14 dicembre, 2011 di  
Archiviato in Cronache Italiane, Democrazia e Diritti

Quanti lavorano nel campo dei sondaggi sono concordi nell’affermare che il governo Monti può contare ancora su un vastissimo credito popolare, malgrado l’estrema severità della manovra presentata alle Camere per la necessaria approvazione. Da cosa nasce questo consenso apparentemente incomprensibile?

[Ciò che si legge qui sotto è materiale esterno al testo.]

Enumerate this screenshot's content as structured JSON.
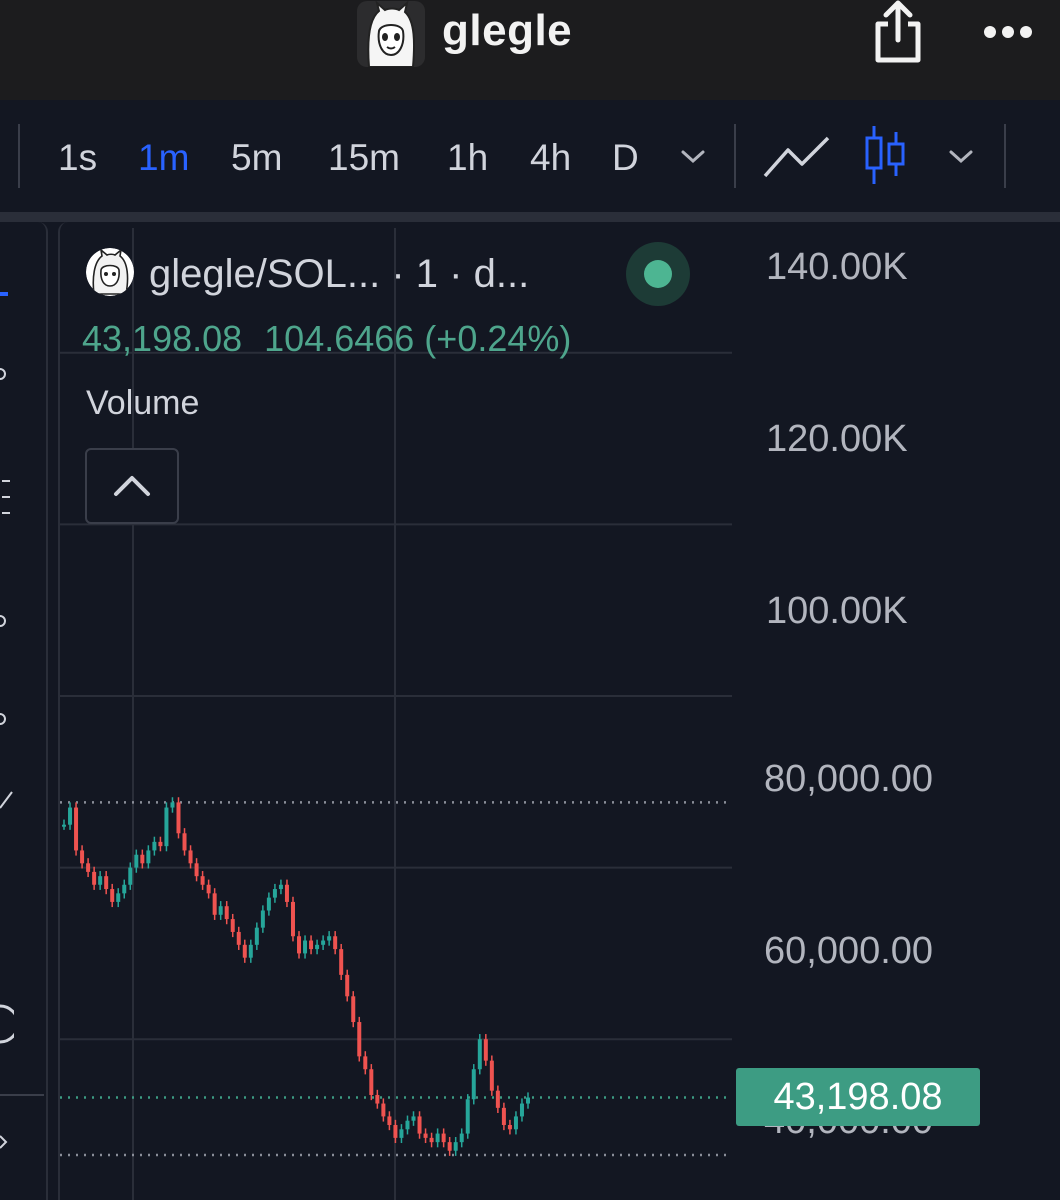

In primo luogo, sotto un profilo che definiremmo sociologico, sembra che giochi a favore del professore bocconiano una sorta di stanchezza democratica, che è un precipitato della cosiddetta seconda repubblica, connotata da un progressivo disancoraggio da solide ed articolate idealità politiche, che travalicavano in molti casi gli stessi interessi di parte per delineare persino paradigmi di vita sociale e personale.

Idealità sostituite per un verso dall’emergere di nuovi valori radicati intorno a figure carismatiche di leader, nei quali identificarsi ingenuamente fino a sentire come propri persino i loro specifici interessi; per altro, nel campo alternativo del bipolarismo si andava destrutturando una visione altra della società con la conseguenza di avviare sostanzialmente una confusa e faticosa rincorsa ai modelli affermatisi nello schieramento opposto. A questo sfilacciamento delle identità dei corpi sociali hanno contribuito la deroga servile ed opportunistica dei media alla funzione di libera informazione e vigile coscienza sociale e, per ultimo, l’adozione di una legge elettorale che ha sancito il definitivo scollamento fra cittadini e loro rappresentanti.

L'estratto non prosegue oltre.